Política

AUXÍLIO EMERGENCIAL

Brasileiros passam fome com a crise, mas Bolsonaro nega antecipação do auxilio emergencial

Querendo o fim da quarentena, e mostrando o total descaso com os trabalhadores informais e sem renda que sofrem no meio dessa crise. Bolsonaro revoga a antecipação da segunda parcela do auxílio emergencial que seria paga hoje pelo o governo.

sexta-feira 24 de abril| Edição do dia

Mais uma vez Bolsonaro deixa a população pobre a mercê da miséria. Nesta quarta-feira, 22, a antecipação da segunda parcela do auxílio emergencial que o governo federal está dando aos trabalhadores informais e sem renda, foi revogada pelo próprio governo. A parcela que deveria ser paga nesta quinta (23), havia sido anunciada pelo ministro da Cidadania, Onyx Lorenzoni na segunda (20). Hoje Bolsonaro disse ter sido revogado, pois foi sem a autorização dele. Mostrando como ele não se importa com os trabalhadores pobres que estão sofrendo com a miséria que está sendo imposta em meio a crise do Coronavírus.

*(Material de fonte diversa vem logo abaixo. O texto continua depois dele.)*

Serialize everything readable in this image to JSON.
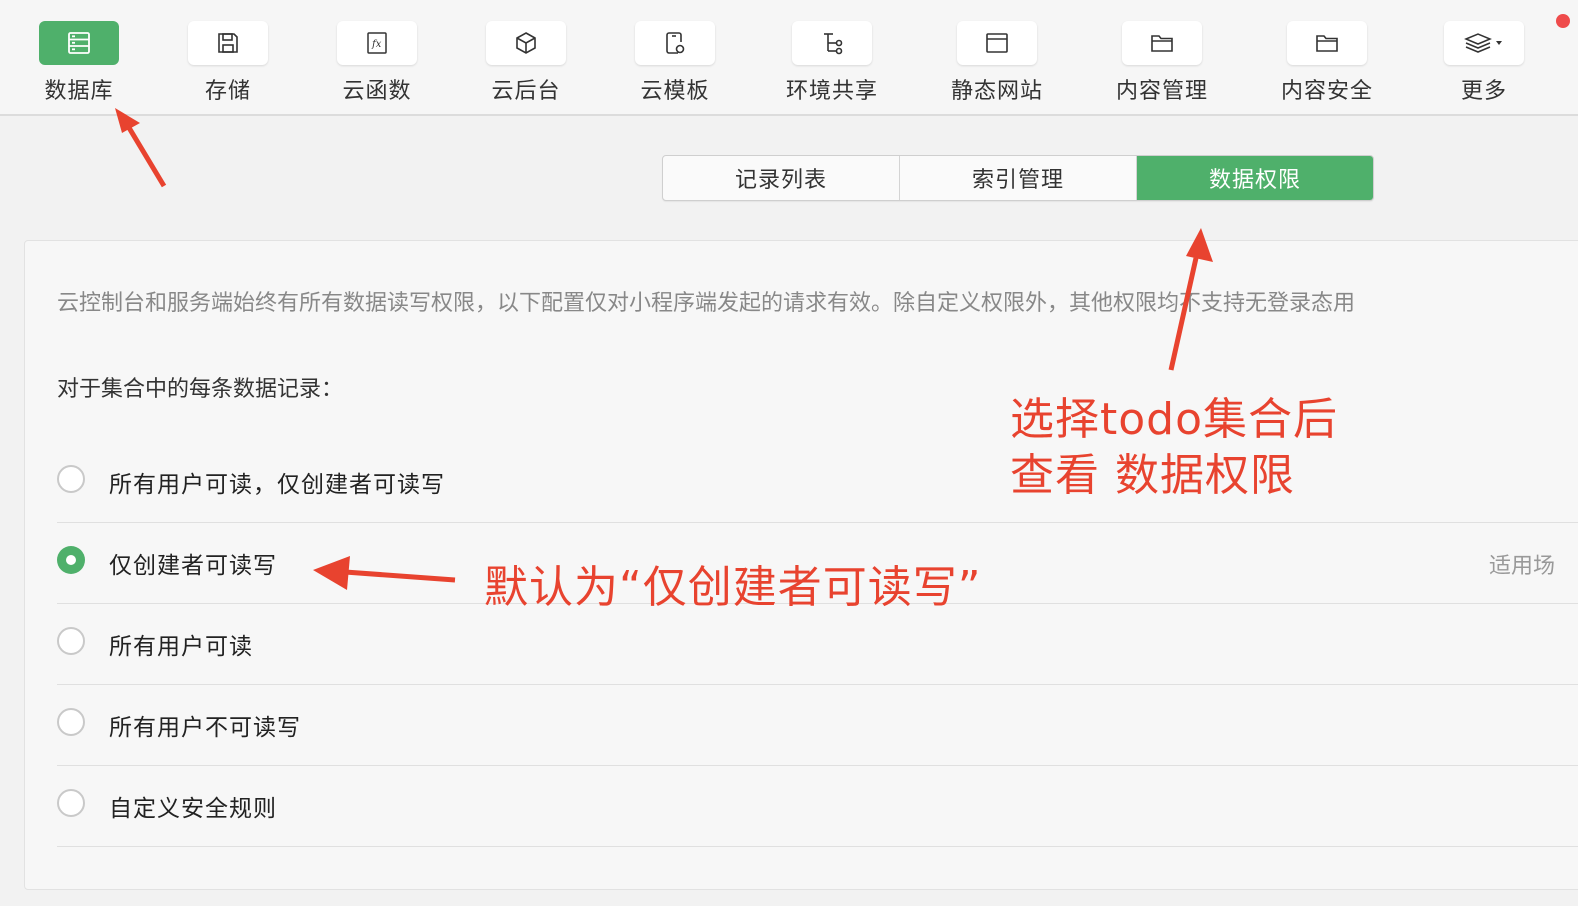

Ontem mesmo, o Ministério da Cidadania voltou atrás e informou que a antecipação não iria acontecer devido à falta de recursos. sendo que o mesmo governo consegue ter recursos para dar mais de 1,2 trilhão de reais aos grandes bancos para salvar os seus lucros. Mas não tem recursos para pagar o valor de 600 reais, que ainda é um valor insuficiente, para que os trabalhadores e os setores mais precários do país não passe necessidades. De acordo com a nota divulgada pelo Ministério da Cidadania, as três parcelas do auxílio vão exigir um desembolso de 32,7 bilhões de reais, um número completamente inferior do que Bolsonaro libera para os banqueiros e capitalistas.

A alegação de falta de verba poderia ser resolvida se fosse taxada as grandes fortunas, para ter uma quantidade maior que pudesse inclusive aumenta o valor do próprio auxílio, uma vez que o necessário para uma cesta básica segundo a DIEESE é de 2000,00 reais, para que o povo não passe escassez no meio dessa crise. Assim como a anulação de todas contas que a população tem que pagar, e também o fim do pagamento da dívida pública, que retirar trilhões de reais dos cofres públicos, e que esse dinheiro poderia esta sendo usado para suprir a população que é obrigada a sair à rua para trabalhar e se arriscar em pegar o vírus.

Reivindicações como essas só podem ser conquistadas mediante a organização da classe trabalhadora, desde a base dos locais de trabalho. E não é pelas mãos de golpistas do STF e Rodrigo Maia que devemos agir, mas sim depositar nossas energias e forças na organização das trabalhadoras e trabalhadores. Só assim poderemos derrotar Bolsonaro, Mourão e os militares do governo, que querem aprofundar os ataques aos trabalhadores – sem nenhuma aliança com os governadores ou os golpistas do Congresso e judiciário – exigindo uma Assembleia Constituinte livre e soberana, para que o povo possa decidir de forma totalmente democrática os rumos do Brasil e para ter uma saída dessa crise na qual não seja os trabalhadores que pague por ela.